For time-intensive tasks like coding an application, instruct your main AI agent to delegate the task to a sub-agent. This preserves the main agent's availability for interactive brainstorming and quick queries, preventing it from being locked up. The main agent simply passes the necessary context to the sub-agent.
The key to creating effective and reliable AI workflows is distinguishing between tasks AI excels at (mechanical, repetitive actions) and those it struggles with (judgment, nuanced decisions). Focus on automating the mechanical parts first to build a valuable and trustworthy product.
Your mental model for AI must evolve from "chatbot" to "agent manager." Systematically test specialized agents against base LLMs on standardized tasks to learn what can be reliably delegated versus what requires oversight. This is a critical skill for managing future workflows.
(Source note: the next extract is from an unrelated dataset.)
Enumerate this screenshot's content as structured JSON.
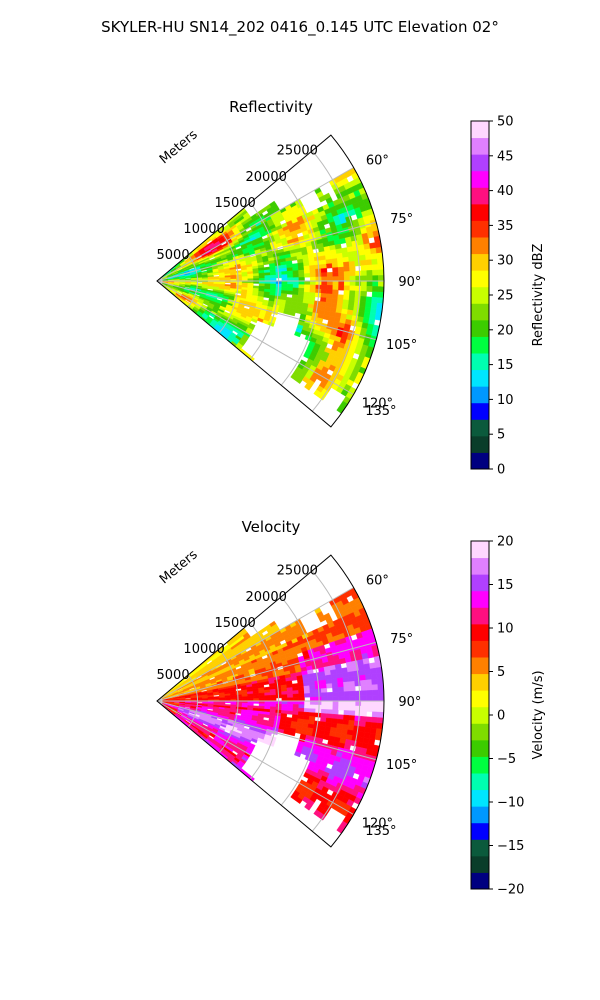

Top-performing engineering teams are evolving from hands-on coding to a managerial role. Their primary job is to define tasks, kick off multiple AI agents in parallel, review plans, and approve the final output, rather than implementing the details themselves.
To determine the boundary between human and AI tasks, ask: "Would I feel comfortable telling my CEO or a customer that an AI made this decision?" If the answer is no, the task involves too much context, consequence, or trust to be fully delegated and should remain under human control.
While AI doesn't change the PM's core job of picking problems and aligning teams, it demands a new skill: delegation. PMs must unlearn the instinct to solve every problem themselves and instead learn to delegate tasks to AI, while owning the evaluation of the output. Idea generation is now cheap.